“Se le porte della percezione fossero purificate, ogni cosa apparirebbe all’uomo com’è, infinita” recita William Blake nel Matrimonio del cielo e dell’inferno. Ma perché le porte della nostra percezione siano mondate, prima vanno serrate per far sì che lo sguardo si sposti dall’esterno verso l’interno. La mente umana è la sede del pensiero e la scaturigine di tutte le facoltà intellettive, normalmente attiva nelle ore di veglia, sino a diventare molesta: solo durante la notte e in particolare durante il sonno, tali attitudini che possono diventare un ossessivo rimuginare, un brusio indistinto, uno sgradevole rumore di fondo, tacciono ed è il momento in cui si palesa l’anima che è ben altro dalla mente in quanto, non legata al corpo, è sostanza immateriale e principio di attività spirituale.
La breve, intensa lirica La notte lava la mente – del 1956, posta significativamente a chiusura di Onore del vero e, insieme, della grande sezione Il giusto della vita – nasce dalla meditazione dantesca di Mario Luzi. In questi versi la notte acquista una dimensione purgatoriale di profonda consapevolezza, sia della colpa che, greve come il masso che, simile a un incubo, opprime le ombre che girando in tondo sulla prima cornice del Purgatorio pregano incessantemente, sia della speranza se non della certezza delle stesse che, alla fine del loro lungo viaggio penitenziale, liberate dall’oneroso supplizio, possano accedere ad un luogo migliore.
La notte dell’anima per Luzi significa non solo rivolgere lo sguardo verso l’interno, ma chiudere le orecchie al vocio del mondo e a quello della mente. È un isolarsi e gradualmente fare silenzio tra un pensiero e l’altro, tra una parola e l’altra, per ritrovare in quelle pause l’essenza del sé che, contrariamente all’ego, concentrato com’è sul mondo esteriore, è lo specchio del divino che alberga in ogni essere umano. Questi, che dopo aver negato l’accesso alle percezioni sensoriali ha imparato a percepire con lo spirito, avendo perso, come le anime purgate, lo sgradevole senso di sospensione e di disorientamento, godrà della nuova esistenza. Una nuova esistenza come se si trovasse nel primo giorno della creazione, allorché sulla tabula rasa di una mente purificata incomincia a intravedere, orientando lo sguardo nella giusta direzione, nella foschia che va sempre più diradandosi, una parvenza di luce e un volo di gabbiani: l’anima che si libra verso Dio, dopo essersi affrancata dal carcere della colpa o da quello della mente.

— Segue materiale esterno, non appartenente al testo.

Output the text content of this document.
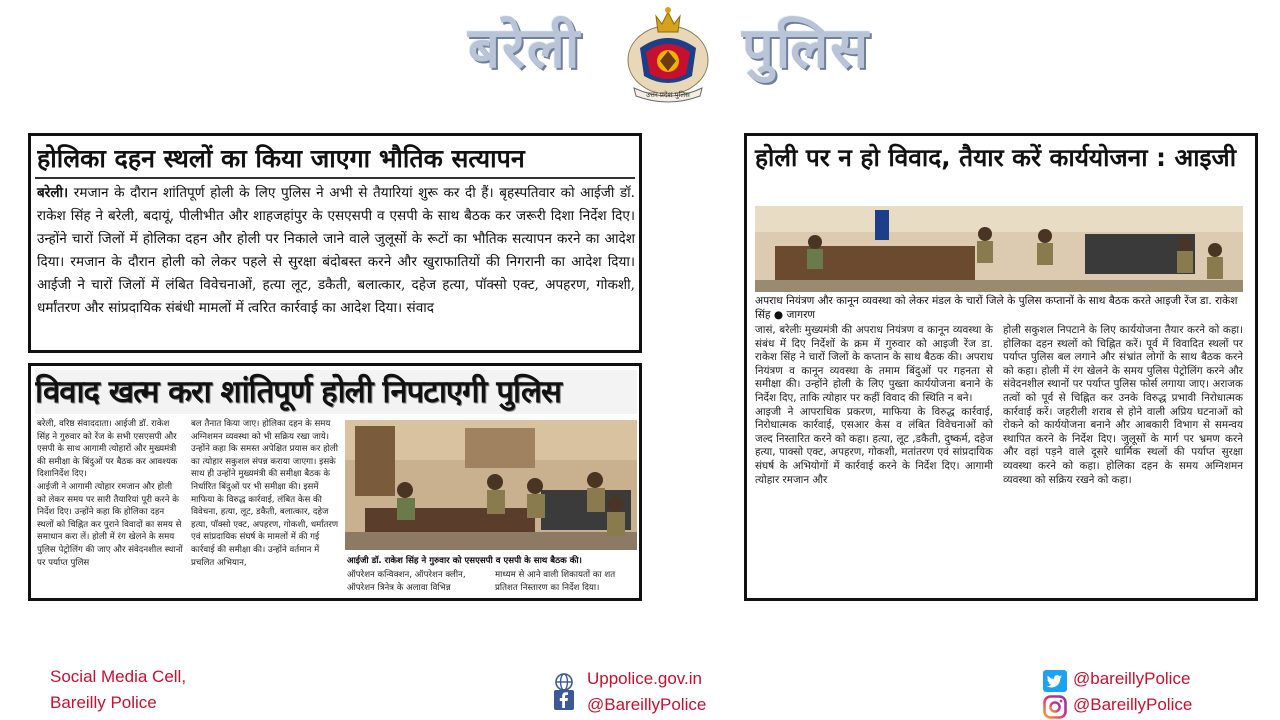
बरेली
उत्तर प्रदेश पुलिस
पुलिस
होलिका दहन स्थलों का किया जाएगा भौतिक सत्यापन
बरेली। रमजान के दौरान शांतिपूर्ण होली के लिए पुलिस ने अभी से तैयारियां शुरू कर दी हैं। बृहस्पतिवार को आईजी डॉ. राकेश सिंह ने बरेली, बदायूं, पीलीभीत और शाहजहांपुर के एसएसपी व एसपी के साथ बैठक कर जरूरी दिशा निर्देश दिए। उन्होंने चारों जिलों में होलिका दहन और होली पर निकाले जाने वाले जुलूसों के रूटों का भौतिक सत्यापन करने का आदेश दिया। रमजान के दौरान होली को लेकर पहले से सुरक्षा बंदोबस्त करने और खुराफातियों की निगरानी का आदेश दिया। आईजी ने चारों जिलों में लंबित विवेचनाओं, हत्या लूट, डकैती, बलात्कार, दहेज हत्या, पॉक्सो एक्ट, अपहरण, गोकशी, धर्मांतरण और सांप्रदायिक संबंधी मामलों में त्वरित कार्रवाई का आदेश दिया। संवाद
विवाद खत्म करा शांतिपूर्ण होली निपटाएगी पुलिस
बरेली, वरिष्ठ संवाददाता। आईजी डॉ. राकेश सिंह ने गुरुवार को रेंज के सभी एसएसपी और एसपी के साथ आगामी त्योहारों और मुख्यमंत्री की समीक्षा के बिंदुओं पर बैठक कर आवश्यक दिशानिर्देश दिए।
आईजी ने आगामी त्योहार रमजान और होली को लेकर समय पर सारी तैयारियां पूरी करने के निर्देश दिए। उन्होंने कहा कि होलिका दहन स्थलों को चिह्नित कर पुराने विवादों का समय से समाधान करा लें। होली में रंग खेलने के समय पुलिस पेट्रोलिंग की जाए और संवेदनशील स्थानों पर पर्याप्त पुलिस
बल तैनात किया जाए। होलिका दहन के समय अग्निशमन व्यवस्था को भी सक्रिय रखा जाये। उन्होंने कहा कि समस्त अपेक्षित प्रयास कर होली का त्योहार सकुशल संपन्न कराया जाएगा। इसके साथ ही उन्होंने मुख्यमंत्री की समीक्षा बैठक के निर्धारित बिंदुओं पर भी समीक्षा की। इसमें माफिया के विरुद्ध कार्रवाई, लंबित केस की विवेचना, हत्या, लूट, डकैती, बलात्कार, दहेज हत्या, पॉक्सो एक्ट, अपहरण, गोकशी, धर्मांतरण एवं सांप्रदायिक संघर्ष के मामलों में की गई कार्रवाई की समीक्षा की। उन्होंने वर्तमान में प्रचलित अभियान,	आईजी डॉ. राकेश सिंह ने गुरुवार को एसएसपी व एसपी के साथ बैठक की।
ऑपरेशन कन्विक्शन, ऑपरेशन क्लीन, ऑपरेशन त्रिनेत्र के अलावा विभिन्न
माध्यम से आने वाली शिकायतों का शत प्रतिशत निस्तारण का निर्देश दिया।
होली पर न हो विवाद, तैयार करें कार्ययोजना : आइजी
अपराध नियंत्रण और कानून व्यवस्था को लेकर मंडल के चारों जिले के पुलिस कप्तानों के साथ बैठक करते आइजी रेंज डा. राकेश सिंह ● जागरण
जासं, बरेलीः मुख्यमंत्री की अपराध नियंत्रण व कानून व्यवस्था के संबंध में दिए निर्देशों के क्रम में गुरुवार को आइजी रेंज डा. राकेश सिंह ने चारों जिलों के कप्तान के साथ बैठक की। अपराध नियंत्रण व कानून व्यवस्था के तमाम बिंदुओं पर गहनता से समीक्षा की। उन्होंने होली के लिए पुख्ता कार्ययोजना बनाने के निर्देश दिए, ताकि त्योहार पर कहीं विवाद की स्थिति न बने।
आइजी ने आपराधिक प्रकरण, माफिया के विरुद्ध कार्रवाई, निरोधात्मक कार्रवाई, एसआर केस व लंबित विवेचनाओं को जल्द निस्तारित करने को कहा। हत्या, लूट ,डकैती, दुष्कर्म, दहेज हत्या, पाक्सो एक्ट, अपहरण, गोकशी, मतांतरण एवं सांप्रदायिक संघर्ष के अभियोगों में कार्रवाई करने के निर्देश दिए। आगामी त्योहार रमजान और
होली सकुशल निपटाने के लिए कार्ययोजना तैयार करने को कहा। होलिका दहन स्थलों को चिह्नित करें। पूर्व में विवादित स्थलों पर पर्याप्त पुलिस बल लगाने और संभ्रांत लोगों के साथ बैठक करने को कहा। होली में रंग खेलने के समय पुलिस पेट्रोलिंग करने और संवेदनशील स्थानों पर पर्याप्त पुलिस फोर्स लगाया जाए। अराजक तत्वों को पूर्व से चिह्नित कर उनके विरुद्ध प्रभावी निरोधात्मक कार्रवाई करें। जहरीली शराब से होने वाली अप्रिय घटनाओं को रोकने को कार्ययोजना बनाने और आबकारी विभाग से समन्वय स्थापित करने के निर्देश दिए। जुलूसों के मार्ग पर भ्रमण करने और वहां पड़ने वाले दूसरे धार्मिक स्थलों की पर्याप्त सुरक्षा व्यवस्था करने को कहा। होलिका दहन के समय अग्निशमन व्यवस्था को सक्रिय रखने को कहा।
Social Media Cell,
Bareilly Police
Uppolice.gov.in
@BareillyPolice
@bareillyPolice
@BareillyPolice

Ed è impossibile, quando si parla di notte dell’anima, non fare riferimento alla Notte oscura di Juan de la Cruz, il mistico spagnolo del XVI secolo che delineando, tramite una profonda meditazione, la separazione dalla mente razionale attraverso varie fasi in ciascuna delle quali sperimentò intense estasi mistiche, accompagnate da pazzia, da drammatici stati di depressione e da un forte senso di isolamento – sensazioni mai provate nella realtà ordinaria – riuscì a creare un legame pienamente consapevole con il divino.